Sheikhi et al.  observed a lesion in a 37-year-old patient’s maxilla, and a range of clinical and radiographic (intraoral, panoramic, cone beam computed tomography) did not provide a diagnosis. The differential diagnosis included chondrosarcoma or osteosarcoma, fibrous dysplasia, odontogenic cyst, squamous cell carcinoma, calcifying odontogenic cyst (Gorlin cyst), and calcifying epithelial odontogenic tumor (Pindborg tumor). The well-defined border of what they termed a “central cementifying fibroma” helped differentiate it from the aggressive sarcomas and carcinomas.

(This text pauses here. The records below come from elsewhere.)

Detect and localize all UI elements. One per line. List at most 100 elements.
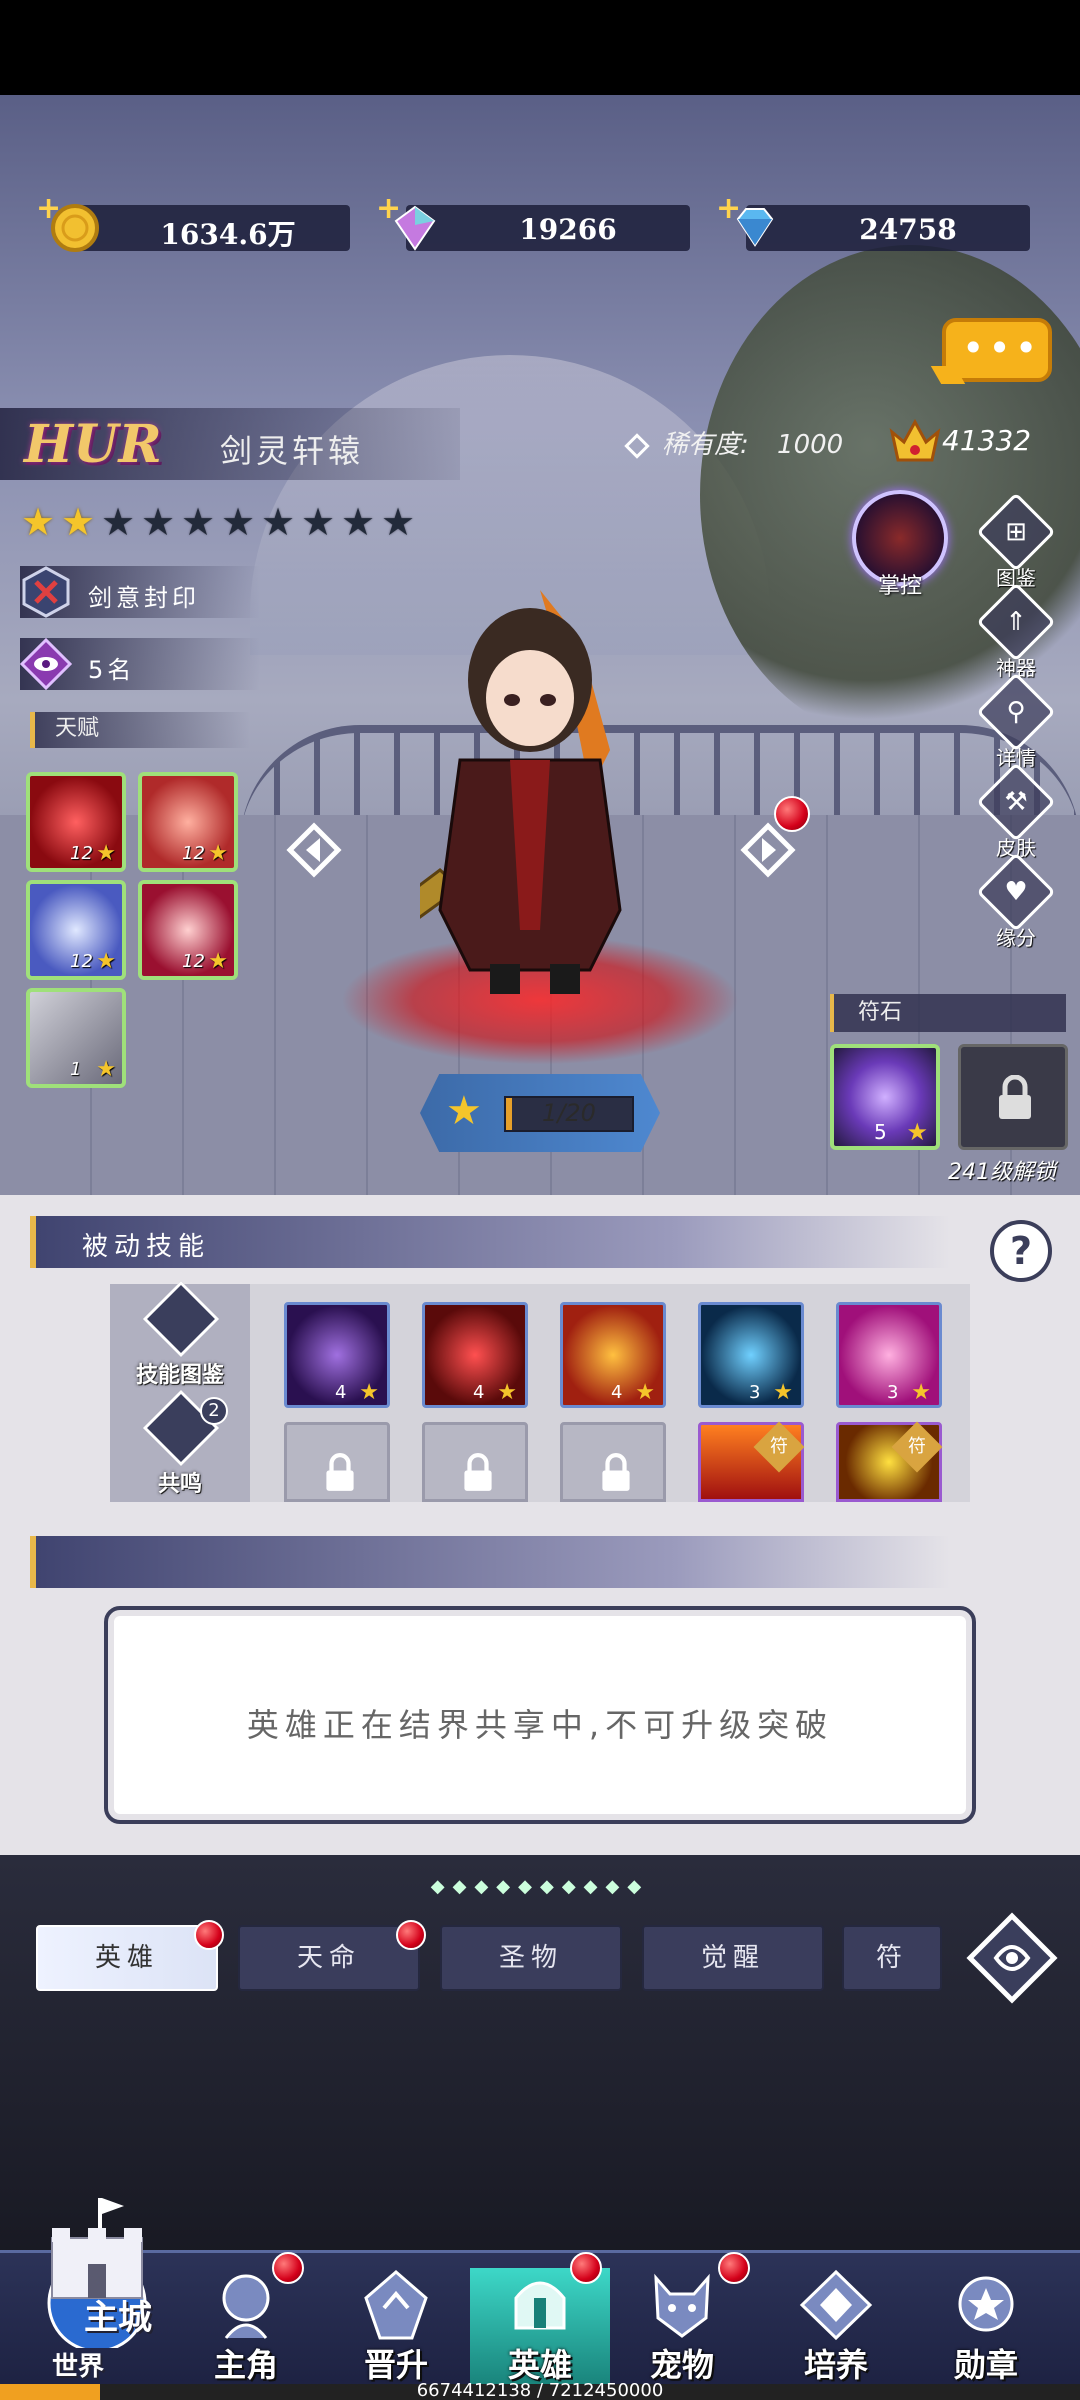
- passive-slot-rune-2[interactable]: 符: [836, 1421, 943, 1502]
- star-icon: ★: [20, 500, 56, 544]
- passive-skill-5[interactable]: 3 ★: [836, 1302, 942, 1408]
- star-icon: ★: [359, 1380, 379, 1405]
- passive-skill-1[interactable]: 4 ★: [284, 1302, 390, 1408]
- chat-dots-icon: •••: [962, 326, 1042, 370]
- passive-slot-locked-2[interactable]: [422, 1422, 528, 1502]
- gold-value: 1634.6万: [160, 218, 296, 251]
- level-up-arrow-icon: ★: [446, 1088, 482, 1134]
- hero-character[interactable]: [420, 570, 660, 1010]
- world-label: 世界: [52, 2352, 105, 2382]
- tab-label: 符: [875, 1943, 908, 1973]
- passive-skill-3[interactable]: 4 ★: [560, 1302, 666, 1408]
- star-icon: ★: [380, 500, 416, 544]
- helmet-icon: [514, 2281, 566, 2330]
- tab-scroll-icon[interactable]: [966, 1912, 1058, 2004]
- talent-skill-4[interactable]: 12 ★: [138, 880, 238, 980]
- passive-skill-2[interactable]: 4 ★: [422, 1302, 528, 1408]
- skill-level: 3: [887, 1382, 899, 1403]
- talent-skill-5[interactable]: 1 ★: [26, 988, 126, 1088]
- cultivate-icon: [799, 2269, 873, 2341]
- hero-name-banner: HUR 剑灵轩辕: [0, 408, 460, 480]
- divider-dots: ◆◆◆◆◆◆◆◆◆◆: [430, 1876, 650, 1897]
- star-icon: ★: [906, 1118, 928, 1146]
- nav-medal[interactable]: 勋章: [916, 2268, 1056, 2390]
- nav-pet[interactable]: 宠物: [612, 2268, 752, 2390]
- talent-skill-1[interactable]: 12 ★: [26, 772, 126, 872]
- notification-dot: [194, 1920, 224, 1950]
- rune-badge-label: 符: [770, 1436, 788, 1457]
- heart-icon: ♥: [1004, 877, 1028, 907]
- ranking-row[interactable]: 5名: [20, 638, 260, 690]
- rune-slot-locked[interactable]: [958, 1044, 1068, 1150]
- nav-cultivate[interactable]: 培养: [766, 2268, 906, 2390]
- notification-dot: [718, 2252, 750, 2284]
- star-icon: ★: [96, 1057, 116, 1082]
- main-city-button[interactable]: 主城 世界: [12, 2198, 172, 2388]
- menu-bond[interactable]: ♥ 缘分: [976, 852, 1056, 964]
- level-up-bar[interactable]: ★ 1/20: [420, 1074, 660, 1152]
- pet-icon: [654, 2273, 710, 2338]
- star-icon: ★: [911, 1380, 931, 1405]
- passive-slot-locked-1[interactable]: [284, 1422, 390, 1502]
- talent-skill-3[interactable]: 12 ★: [26, 880, 126, 980]
- passive-skill-4[interactable]: 3 ★: [698, 1302, 804, 1408]
- skill-level: 12: [70, 951, 93, 972]
- gold-counter[interactable]: + 1634.6万: [36, 191, 350, 252]
- hero-rank: HUR: [24, 414, 162, 475]
- hero-name: 剑灵轩辕: [220, 432, 365, 470]
- tab-relic[interactable]: 圣物: [440, 1925, 622, 1991]
- message-text: 英雄正在结界共享中,不可升级突破: [246, 1706, 834, 1744]
- star-icon: ★: [220, 500, 256, 544]
- message-box: 英雄正在结界共享中,不可升级突破: [104, 1606, 976, 1824]
- protagonist-icon: [222, 2274, 270, 2339]
- help-button[interactable]: ?: [990, 1220, 1052, 1282]
- star-icon: ★: [140, 500, 176, 544]
- resonance-button[interactable]: 共鸣 2: [110, 1389, 250, 1502]
- passive-slot-rune-1[interactable]: 符: [698, 1421, 805, 1502]
- rarity: 稀有度: 1000: [624, 424, 843, 461]
- add-diamond-icon[interactable]: +: [716, 191, 741, 226]
- rune-badge-label: 符: [908, 1436, 926, 1457]
- rune-level: 5: [874, 1120, 887, 1144]
- passive-skills-header: 被动技能: [30, 1216, 950, 1268]
- add-gold-icon[interactable]: +: [36, 191, 61, 226]
- nav-hero[interactable]: 英雄: [470, 2268, 610, 2390]
- chat-button[interactable]: •••: [942, 318, 1052, 382]
- tab-awaken[interactable]: 觉醒: [642, 1925, 824, 1991]
- passive-slot-locked-3[interactable]: [560, 1422, 666, 1502]
- diamond-counter[interactable]: + 24758: [716, 191, 1030, 251]
- tab-destiny[interactable]: 天命: [238, 1925, 420, 1991]
- skill-level: 1: [70, 1059, 82, 1080]
- add-gem-icon[interactable]: +: [376, 191, 401, 226]
- skill-codex-button[interactable]: 技能图鉴: [110, 1280, 250, 1393]
- prev-hero-arrow-icon[interactable]: [286, 822, 342, 878]
- tab-label: 天命: [296, 1943, 361, 1973]
- star-icon: ★: [497, 1380, 517, 1405]
- exp-progress-text: 6674412138 / 7212450000: [416, 2380, 664, 2400]
- gem-counter[interactable]: + 19266: [376, 191, 690, 251]
- rune-badge: 符: [753, 1421, 805, 1473]
- eye-icon: [20, 638, 72, 690]
- star-icon: ★: [300, 500, 336, 544]
- rarity-diamond-icon: [624, 432, 650, 459]
- seal-label: 剑意封印: [88, 584, 200, 612]
- rune-unlock-text: 241级解锁: [948, 1160, 1056, 1185]
- power-value: 41332: [942, 424, 1032, 457]
- nav-promotion[interactable]: 晋升: [326, 2268, 466, 2390]
- star-icon: ★: [635, 1380, 655, 1405]
- star-icon: ★: [60, 500, 96, 544]
- gem-value: 19266: [519, 213, 617, 246]
- notification-dot: [396, 1920, 426, 1950]
- seal-icon: [22, 566, 70, 618]
- lock-icon: [602, 1453, 630, 1491]
- skill-level: 12: [70, 843, 93, 864]
- nav-protagonist[interactable]: 主角: [176, 2268, 316, 2390]
- seal-row[interactable]: 剑意封印: [20, 566, 260, 618]
- tab-hero[interactable]: 英雄: [36, 1925, 218, 1991]
- tab-rune[interactable]: 符: [842, 1925, 942, 1991]
- artifact-icon: ⇑: [1005, 607, 1027, 637]
- ranking-label: 5名: [88, 656, 136, 684]
- talent-skill-2[interactable]: 12 ★: [138, 772, 238, 872]
- star-icon: ★: [340, 500, 376, 544]
- rune-slot-1[interactable]: 5 ★: [830, 1044, 940, 1150]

Scholl et al.  reviewed cysts and cystic lesions of the mandible. They noted that many nonodontogenic lesions can mimic odontogenic lesions, including benign fibro-osseous lesions (conventional or juvenile ossifying fibroma, focal or periapical cemento-osseous dysplasia, florid osseous dysplasia), traumatic bone cyst, lingual salivary gland inclusion defect, central giant cell granuloma, brown tumor of hyperparathyroidism, arteriovenous malformation, and mucoepidermoid carcinoma. Like Mohanty et al. , Scholl et al. concluded that “microscopic tissue evaluation is generally necessary to accurately identify the lesion”.
TREATMENT AND RECURRENCE
The treatment of COF involves conservative surgery through enucleation of the lesion and the use of a curette to heal the remaining cavity. These lesions readily separate from their bony crypt and show no evidence of bony infiltration. The resultant bony cavity is closed at the mucosal level without the need for drains or packing .

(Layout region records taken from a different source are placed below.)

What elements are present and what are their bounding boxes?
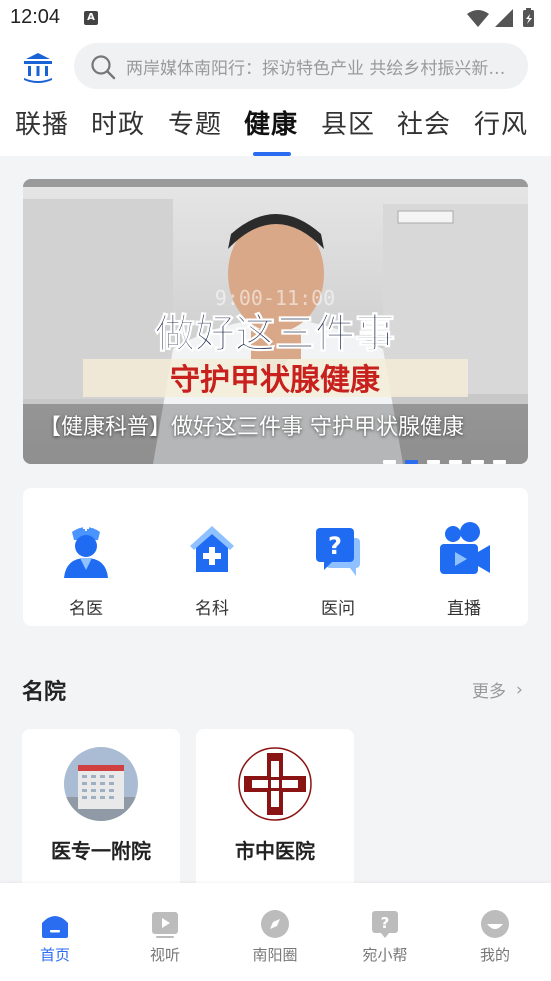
app-logo-icon[interactable] bbox=[20, 51, 56, 83]
hospital-logo bbox=[238, 747, 312, 821]
top-bar: 两岸媒体南阳行：探访特色产业 共绘乡村振兴新画卷 联播 时政 专题 健康 县区 … bbox=[0, 36, 551, 156]
quick-entry-label: 名医 bbox=[69, 599, 103, 619]
video-play-icon bbox=[152, 912, 178, 938]
wifi-icon bbox=[467, 10, 489, 27]
tab-jiankang[interactable]: 健康 bbox=[244, 104, 298, 141]
hospital-department-icon bbox=[190, 526, 234, 572]
hospital-card[interactable]: 医专一附院 bbox=[22, 729, 180, 889]
compass-icon bbox=[261, 910, 289, 938]
active-tab-indicator bbox=[253, 152, 291, 156]
carousel-indicator bbox=[379, 449, 506, 464]
quick-entry-famous-doctor[interactable]: 名医 bbox=[46, 520, 126, 619]
nav-label: 首页 bbox=[39, 946, 70, 964]
tab-shehui[interactable]: 社会 bbox=[397, 104, 451, 141]
nav-label: 宛小帮 bbox=[362, 946, 408, 964]
quick-entry-label: 直播 bbox=[447, 599, 481, 619]
search-bar[interactable]: 两岸媒体南阳行：探访特色产业 共绘乡村振兴新画卷 bbox=[74, 43, 528, 89]
nav-label: 视听 bbox=[149, 946, 180, 964]
tab-zhuanti[interactable]: 专题 bbox=[168, 104, 222, 141]
quick-entry-medical-question[interactable]: ? 医问 bbox=[298, 520, 378, 619]
section-title-hospitals: 名院 bbox=[22, 679, 67, 705]
nav-item-profile[interactable]: 我的 bbox=[455, 909, 535, 965]
quick-entry-label: 医问 bbox=[321, 599, 355, 619]
tab-lianbo[interactable]: 联播 bbox=[15, 104, 69, 141]
carousel-dot bbox=[448, 460, 462, 464]
nav-item-video[interactable]: 视听 bbox=[125, 909, 205, 965]
carousel-dot bbox=[493, 460, 506, 464]
tab-shizheng[interactable]: 时政 bbox=[91, 104, 145, 141]
tab-xianqu[interactable]: 县区 bbox=[321, 104, 375, 141]
quick-entry-card: 名医 名科 ? 医问 直播 bbox=[23, 488, 528, 626]
hospital-building-photo bbox=[64, 747, 138, 821]
hospital-card[interactable]: 市中医院 bbox=[196, 729, 354, 889]
quick-entry-famous-department[interactable]: 名科 bbox=[172, 520, 252, 619]
search-icon bbox=[91, 55, 116, 80]
tab-xingfeng[interactable]: 行风 bbox=[474, 104, 528, 141]
category-tabs: 联播 时政 专题 健康 县区 社会 行风 bbox=[0, 104, 551, 156]
help-question-icon: ? bbox=[372, 911, 398, 938]
carousel-dot bbox=[470, 460, 484, 464]
chevron-right-icon[interactable]: › bbox=[516, 680, 523, 700]
hospital-name: 市中医院 bbox=[235, 839, 315, 863]
cell-signal-icon bbox=[495, 9, 513, 27]
quick-entry-live[interactable]: 直播 bbox=[424, 520, 504, 619]
nav-item-helper[interactable]: ? 宛小帮 bbox=[345, 909, 425, 965]
signal-battery-icons bbox=[467, 8, 534, 27]
hospital-name: 医专一附院 bbox=[51, 839, 151, 863]
carousel-dot bbox=[382, 460, 396, 464]
status-bar: 12:04 A bbox=[0, 0, 551, 36]
nav-label: 我的 bbox=[479, 946, 510, 964]
svg-text:?: ? bbox=[381, 914, 390, 932]
live-camera-icon bbox=[440, 522, 490, 574]
banner-overlay-line1: 做好这三件事 bbox=[154, 311, 395, 357]
banner-caption[interactable]: 【健康科普】做好这三件事 守护甲状腺健康 bbox=[39, 409, 509, 441]
nav-item-home[interactable]: 首页 bbox=[15, 909, 95, 965]
home-icon bbox=[42, 916, 68, 938]
question-chat-icon: ? bbox=[316, 528, 360, 576]
notification-icon: A bbox=[84, 11, 98, 25]
quick-entry-label: 名科 bbox=[195, 599, 229, 619]
banner-clock-text: 9:00-11:00 bbox=[215, 286, 335, 310]
banner-carousel[interactable]: 做好这三件事 守护甲状腺健康 9:00-11:00 【健康科普】做好这三件事 守… bbox=[23, 179, 528, 464]
banner-overlay-line2: 守护甲状腺健康 bbox=[170, 363, 381, 398]
search-placeholder: 两岸媒体南阳行：探访特色产业 共绘乡村振兴新画卷 bbox=[126, 59, 506, 79]
more-link[interactable]: 更多 bbox=[472, 677, 506, 702]
profile-icon bbox=[481, 910, 509, 938]
doctor-icon bbox=[64, 525, 108, 578]
carousel-dot-active bbox=[404, 460, 418, 464]
status-time: 12:04 bbox=[10, 6, 61, 28]
svg-text:?: ? bbox=[328, 532, 342, 560]
bottom-navigation: 首页 视听 南阳圈 ? 宛小帮 我的 bbox=[0, 883, 551, 981]
nav-label: 南阳圈 bbox=[252, 946, 298, 964]
nav-item-nanyang-circle[interactable]: 南阳圈 bbox=[235, 909, 315, 965]
carousel-dot bbox=[426, 460, 440, 464]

In spite of the frequent ease of removal of COF, because it does not adhere to bone or tooth structures, uncommon recurrences have been attributed to insufficient curettage. Due to its benign, slow growth, a clinical identification of recurrent or residual disease might not be identified until several years later. Dunlap and Barker  presented two cases of maxillary COF treated by curettage with follow-up of 9 years and 10 years, respectively, with no evidence of recurrence. However, some recurrent cases have been reported. Heimdal et al.  in 1980 reported a recurrence 9 years after surgical removal. In 1986 Svirsky et al.  reported a 13% (2 out of 15 cases) rate of recurrence. Jones et al.  reported a case that recurred 16 months after surgery. According to Marx and Stern , if a recurrence is observed, the original pathological specimen, as well as a biopsy specimen, should be reviewed. Despite the low recurrence rate, postoperative monitoring should be carried out for at least 5 years after surgical removal.